One thing for sure, if you are expecting your pump to have high pressure head even at high speed, you should be prepared for the higher electricity consumption. For certain, F1 racing cars equipped with powerful torque to accelerate even at high speed, consumes much more fuel and requires much more maintenance.
Pump Operating Point
The point where the system curve and the pump curve intersect one another is known as the operating point.
For example, a Hosereel System is designed with an operating point at 120 L/min of flow and 120 feet H2O of pressure head. If we introduce a restriction to the flow of our system, an increase in the pressure drop (resistance) from the system will follow. This means an increase of the pressure head of the pump will be required to overcome that loss.

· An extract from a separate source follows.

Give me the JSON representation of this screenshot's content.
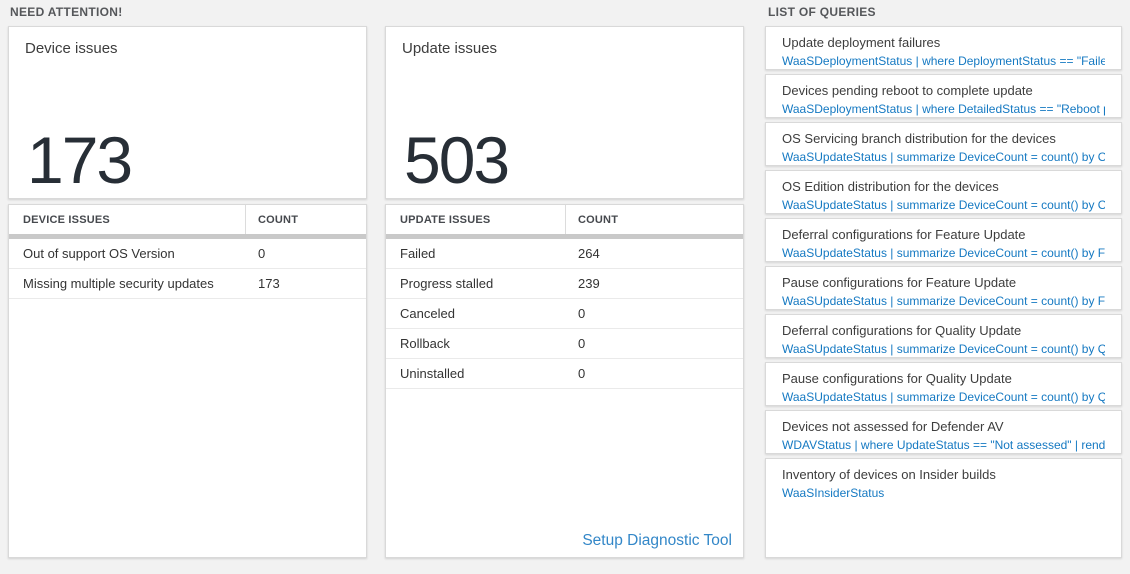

For instance, if you install a nozzle at the outlet of the hosereel pipe or a shower head at your bathroom tap, or reduce the pipe size of your system, or simply restrict the water discharge at the outlet by blocking out part of the discharge using your finger, pressure loss is experienced at the restriction area (prior to discharge). A portion of the pressure provided by the pump is lost while trying to overcome the restriction introduced at those narrow-neck fittings or at your finger. A new system curve is observed to the left of the old curve before restriction is introduced, as shown in the figure below.
At this point, your pump pressure head needs to rise to 180 feet. The operating point shifts upward and toward the left (OP2). Using the same set of pump, you will notice that this increase of pressure head comes at the expense of the flowrate. As a result of that, the flow is also reduced. If this flowrate (80 L/min) is not acceptable by your application, you need to “upgrade” your pump. Similarly, at an increased carrying load (higher drag), if I cannot accept my trailer to only be able to run at 20 km/hr. The only thing I can do is to upgrade my engine performance.
In this case, extrapolated system curve shows that to force 120 litres of fluid through the restricted system in one minute, much higher pressure loss (500 feet) will be resulted. Now, I have to improve my pump in order to maintain a 120 L/min flowrate, to the ability of delivering in this case, 500 feet head pressure across the restricted system. This marks our new operating point at OP3. From this pressure drop value, we can gauge that this restriction is impeding the flow severely.
Therefore, another approach is to relook into the restriction that was being introduced. For example, use nozzles with larger openings, filters or coils that allow more air to pass or grilles with larger free areas. If the improvised restriction now adds a much lesser pressure loss to the system, the system curve shall appear to be less steep (orange). Now, to maintain a flowrate of 120 L/min, only additional 10 feet pressure loss (190 feet) is required to push the fluid through the restriction.